Repairing broken documents that mix UTF-8 and ISO-8859-1

Aristotle on 2006-04-06T19:54:02

A perpetual (if thankfully not too frequent) problem on the web are documents claiming to be encoded in either UTF-8 or ISO-8859-1, but containing characters encoded according to the respective other charset. Such documents will display incorrectly, regardless of which way you look at them. Worse, if the document in question is XML (such as, say, a newsfeed) and claims to be encoded in UTF-8, upset ensues that leads the XML parser to halt and catch fire as soon as it encounters the first invalid byte.

How does it know? It does because UTF-8 has a very specific way of encoding non-ASCII characters. Encoding non-ASCII characters according to ISO-8859-1 violates this scheme, so their presence is detectable with a very high degree of confidence.

Of course, this can just as soon be used to good advantage. If you start with the working assumption that the primary encoding of a confusedly encoded document is UTF-8, and merely decode and re-encode the byte stream, you can salvage misencoded data by catching any character decoding errors and decoding the offending invalid bytes as ISO-8859-1.

Here’s a Perl script, cleverly called repair-utf8, which implements this approach:

#!/usr/bin/perl
use strict;
use warnings;

use Encode qw( decode FB_QUIET );

binmode STDIN, ':bytes';
binmode STDOUT, ':utf8';

my $out;

while( <> ) {
	$out = '';
	while( length ){
		$out .= decode( "utf-8", $_, FB_QUIET );
		$out .= decode( "iso-8859-1", substr( $_, 0, 1 ), FB_QUIET ) if length;
	}
	print $out;
}

The only non-obvious bit to be aware of here is that when using the FB_QUIET fallback mode, Encode will remove any successfully processed data from the input buffer.

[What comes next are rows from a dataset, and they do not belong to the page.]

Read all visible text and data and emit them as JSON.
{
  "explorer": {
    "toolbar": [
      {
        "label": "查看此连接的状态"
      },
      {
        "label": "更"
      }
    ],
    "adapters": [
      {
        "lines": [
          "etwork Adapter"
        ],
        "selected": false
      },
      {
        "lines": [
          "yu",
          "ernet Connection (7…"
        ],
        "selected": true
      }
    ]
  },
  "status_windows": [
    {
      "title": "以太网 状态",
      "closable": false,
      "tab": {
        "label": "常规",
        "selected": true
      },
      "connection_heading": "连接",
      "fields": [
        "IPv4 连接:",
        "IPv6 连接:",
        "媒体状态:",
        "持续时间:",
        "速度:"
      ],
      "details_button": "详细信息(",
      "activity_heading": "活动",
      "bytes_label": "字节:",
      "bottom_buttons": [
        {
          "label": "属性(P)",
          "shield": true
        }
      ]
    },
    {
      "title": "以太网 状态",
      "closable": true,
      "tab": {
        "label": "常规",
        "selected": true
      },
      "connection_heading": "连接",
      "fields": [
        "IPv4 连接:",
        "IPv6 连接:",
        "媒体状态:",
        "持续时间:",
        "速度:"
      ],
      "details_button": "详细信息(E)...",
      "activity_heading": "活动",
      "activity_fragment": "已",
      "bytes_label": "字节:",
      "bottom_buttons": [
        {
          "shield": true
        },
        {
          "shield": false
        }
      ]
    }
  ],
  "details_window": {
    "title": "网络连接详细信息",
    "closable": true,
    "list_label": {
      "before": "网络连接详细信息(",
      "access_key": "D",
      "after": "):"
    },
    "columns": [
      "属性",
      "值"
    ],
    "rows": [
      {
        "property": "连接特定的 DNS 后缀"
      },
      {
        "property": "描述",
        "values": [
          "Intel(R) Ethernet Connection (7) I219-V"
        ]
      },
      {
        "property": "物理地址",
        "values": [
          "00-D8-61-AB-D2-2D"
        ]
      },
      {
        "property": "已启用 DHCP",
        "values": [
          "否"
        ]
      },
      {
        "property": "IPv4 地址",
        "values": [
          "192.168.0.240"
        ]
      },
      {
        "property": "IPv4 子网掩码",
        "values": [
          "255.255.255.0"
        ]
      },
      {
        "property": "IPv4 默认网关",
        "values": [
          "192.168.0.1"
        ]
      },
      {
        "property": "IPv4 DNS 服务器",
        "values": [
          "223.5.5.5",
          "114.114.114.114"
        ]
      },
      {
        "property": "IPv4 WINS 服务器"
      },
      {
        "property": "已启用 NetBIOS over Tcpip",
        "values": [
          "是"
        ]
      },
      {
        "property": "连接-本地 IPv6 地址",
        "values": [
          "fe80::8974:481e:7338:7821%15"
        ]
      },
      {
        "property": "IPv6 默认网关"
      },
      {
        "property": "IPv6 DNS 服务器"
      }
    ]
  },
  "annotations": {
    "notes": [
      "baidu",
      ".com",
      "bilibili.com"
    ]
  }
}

The entire script revolves around this behaviour. After the first decode, $_ will be empty if it was successfully decoded. If not, the successfully decoded part at the start of $_ will be returned, and $_ will be truncated from the front up to the offending byte. The second decode is then free to process that. The inner loop will keep running as long as any undecoded input is left, decoding it, if need be, one byte at a time as ISO-8859-1.


or go for the jugular

jhi on 2006-04-07T16:16:44

s/(?<![\xC2\xC3])([\x80-\xFF])/chr(0xC0|ord($1)>>6).chr(0x80|ord($1)&0x3F)/eg; # If chars > 0xFF extend appropriately.

Re:or go for the jugular

Aristotle on 2006-04-07T21:24:41

Yeah, that’s an option. Not sure your regex is reliable enough; I think some invalid sequences can slip through that, which is no good. I’m also unsure that Latin-1 codepoints correspond 1:1 to Unicode codepoints. But yeah, I get your point.

It would just take a lot of concentrated effort to ensure 100% correctness when taking that route, and I couldn’t be bothered with the bitfiddle this time (unlike that other time when I wrote codepoint-to-UTF-8 math in XPath within XSLT of all things). That code up there took 3 minutes to write once I found the right fallback in the Encode docs, and I know it’s correct.

But I might do it the hard way anyway at some other time.

Re:or go for the jugular

jhi on 2006-04-08T07:22:52

: Not sure your regex is reliable enough; I think some invalid sequences can slip through that, which is no good.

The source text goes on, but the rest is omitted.